The government and EDF Energy have been locked in negotiations over the future price that will be paid for the electricity produced by the next generation of nuclear power stations and the current standoff means that the whole project is stalled. Today Sir John Armitt has stepped into the debate (as reported in the papers) with a proposal based on the model used to run the Olympic Games.

Now the pure economists amongst you would probably throw their hands in the air and say this should all be down to market economics. If the returns are there the plants should be built. If the returns aren’t there the project won’t go ahead.

But the problem is that the energy market isn’t completely free. Even if you ignore the substantial distortion from subsidies for renewable and micro generation, we interfere in the market. Politicians are extremely sensitive to rises in energy prices and are quick to criticise price rises and “excessive” profits. Also, some sections of the media are always on the band wagon of criticising energy companies if their profits go up, especially if there is a consumer price increase during the period.

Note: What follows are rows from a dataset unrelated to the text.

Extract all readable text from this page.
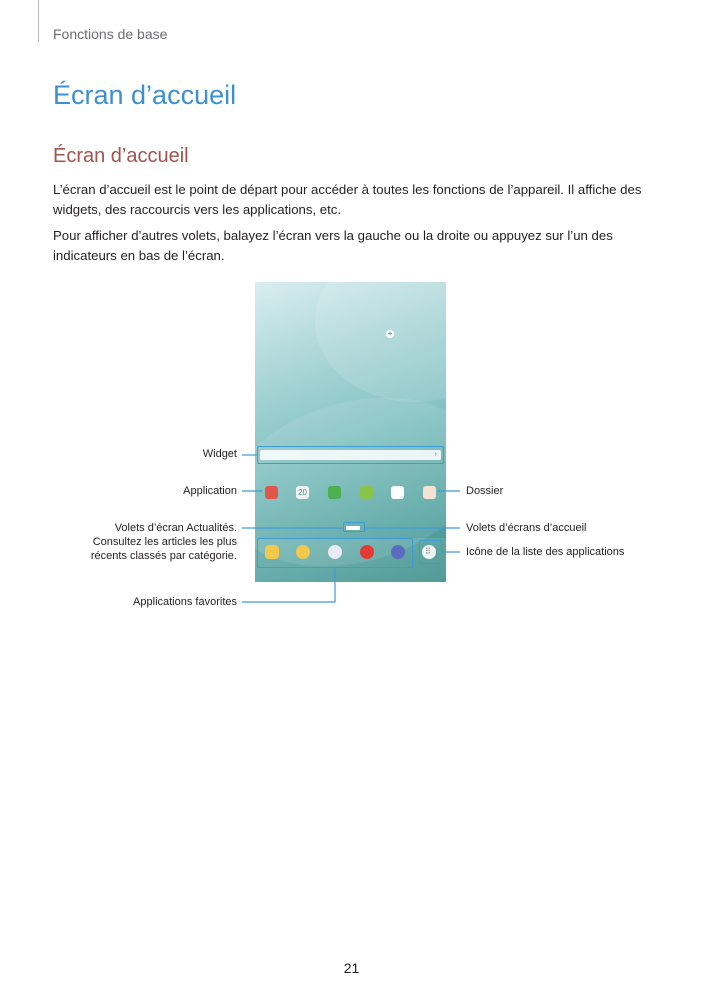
Fonctions de base
Écran d’accueil
Écran d’accueil
L’écran d’accueil est le point de départ pour accéder à toutes les fonctions de l’appareil. Il affiche des widgets, des raccourcis vers les applications, etc.
Pour afficher d’autres volets, balayez l’écran vers la gauche ou la droite ou appuyez sur l’un des indicateurs en bas de l’écran.
+
›
20
⠿
Widget
Application
Volets d’écran Actualités.
Consultez les articles les plus
récents classés par catégorie.
Applications favorites
Dossier
Volets d’écrans d’accueil
Icône de la liste des applications
21
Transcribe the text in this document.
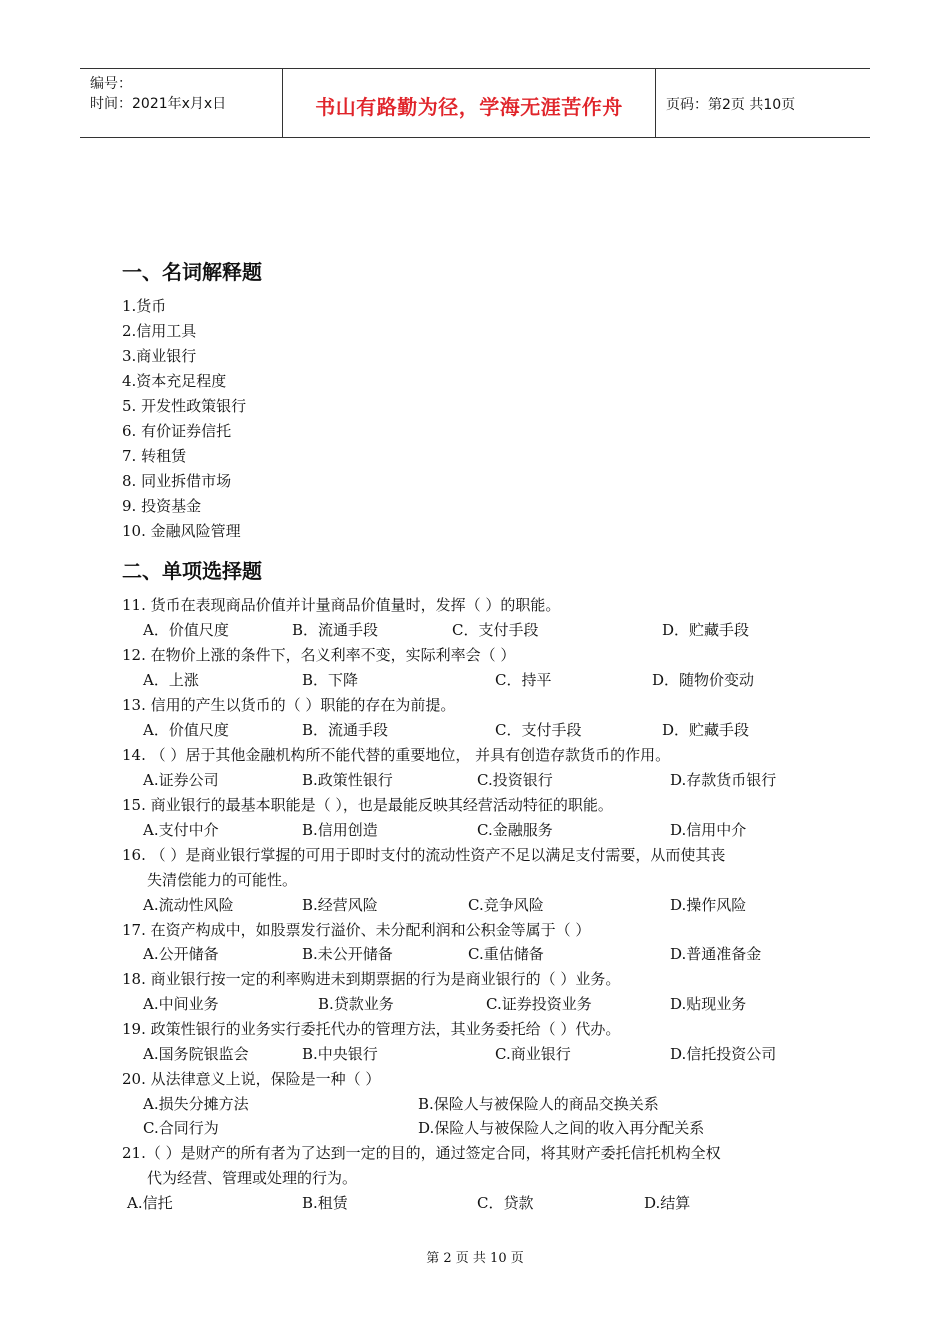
编号：
时间：2021年x月x日	书山有路勤为径，学海无涯苦作舟	页码：第2页 共10页
一、名词解释题
1.货币
2.信用工具
3.商业银行
4.资本充足程度
5. 开发性政策银行
6. 有价证券信托
7. 转租赁
8. 同业拆借市场
9. 投资基金
10. 金融风险管理
二、单项选择题
11. 货币在表现商品价值并计量商品价值量时，发挥（ ）的职能。
A．价值尺度	B．流通手段	C．支付手段	D．贮藏手段
12. 在物价上涨的条件下，名义利率不变，实际利率会（ ）
A．上涨	B．下降	C．持平	D．随物价变动
13. 信用的产生以货币的（ ）职能的存在为前提。
A．价值尺度	B．流通手段	C．支付手段	D．贮藏手段
14. （ ）居于其他金融机构所不能代替的重要地位， 并具有创造存款货币的作用。
A.证券公司	B.政策性银行	C.投资银行	D.存款货币银行
15. 商业银行的最基本职能是（ ），也是最能反映其经营活动特征的职能。
A.支付中介	B.信用创造	C.金融服务	D.信用中介
16. （ ）是商业银行掌握的可用于即时支付的流动性资产不足以满足支付需要，从而使其丧
失清偿能力的可能性。
A.流动性风险	B.经营风险	C.竞争风险	D.操作风险
17. 在资产构成中，如股票发行溢价、未分配利润和公积金等属于（ ）
A.公开储备	B.未公开储备	C.重估储备	D.普通准备金
18. 商业银行按一定的利率购进未到期票据的行为是商业银行的（ ）业务。
A.中间业务	B.贷款业务	C.证券投资业务	D.贴现业务
19. 政策性银行的业务实行委托代办的管理方法，其业务委托给（ ）代办。
A.国务院银监会	B.中央银行	C.商业银行	D.信托投资公司
20. 从法律意义上说，保险是一种（ ）
A.损失分摊方法	B.保险人与被保险人的商品交换关系
C.合同行为	D.保险人与被保险人之间的收入再分配关系
21.（ ）是财产的所有者为了达到一定的目的，通过签定合同，将其财产委托信托机构全权
代为经营、管理或处理的行为。
A.信托	B.租赁	C．贷款	D.结算
第 2 页 共 10 页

The result is that energy companies are scared of making too much profit for fear of reprisals from government and the media. But if occasional larger profits aren’t available they will not be able to take higher risks.

People need to remember it is not the absolute level of profit that a company makes that matters, it is the risk adjusted rate.

So John’s Armitt’s suggestion to lower the risk deserves some serious consideration as without a change in either the returns (higher) or risk profile (lower) I don’t think this project will progress.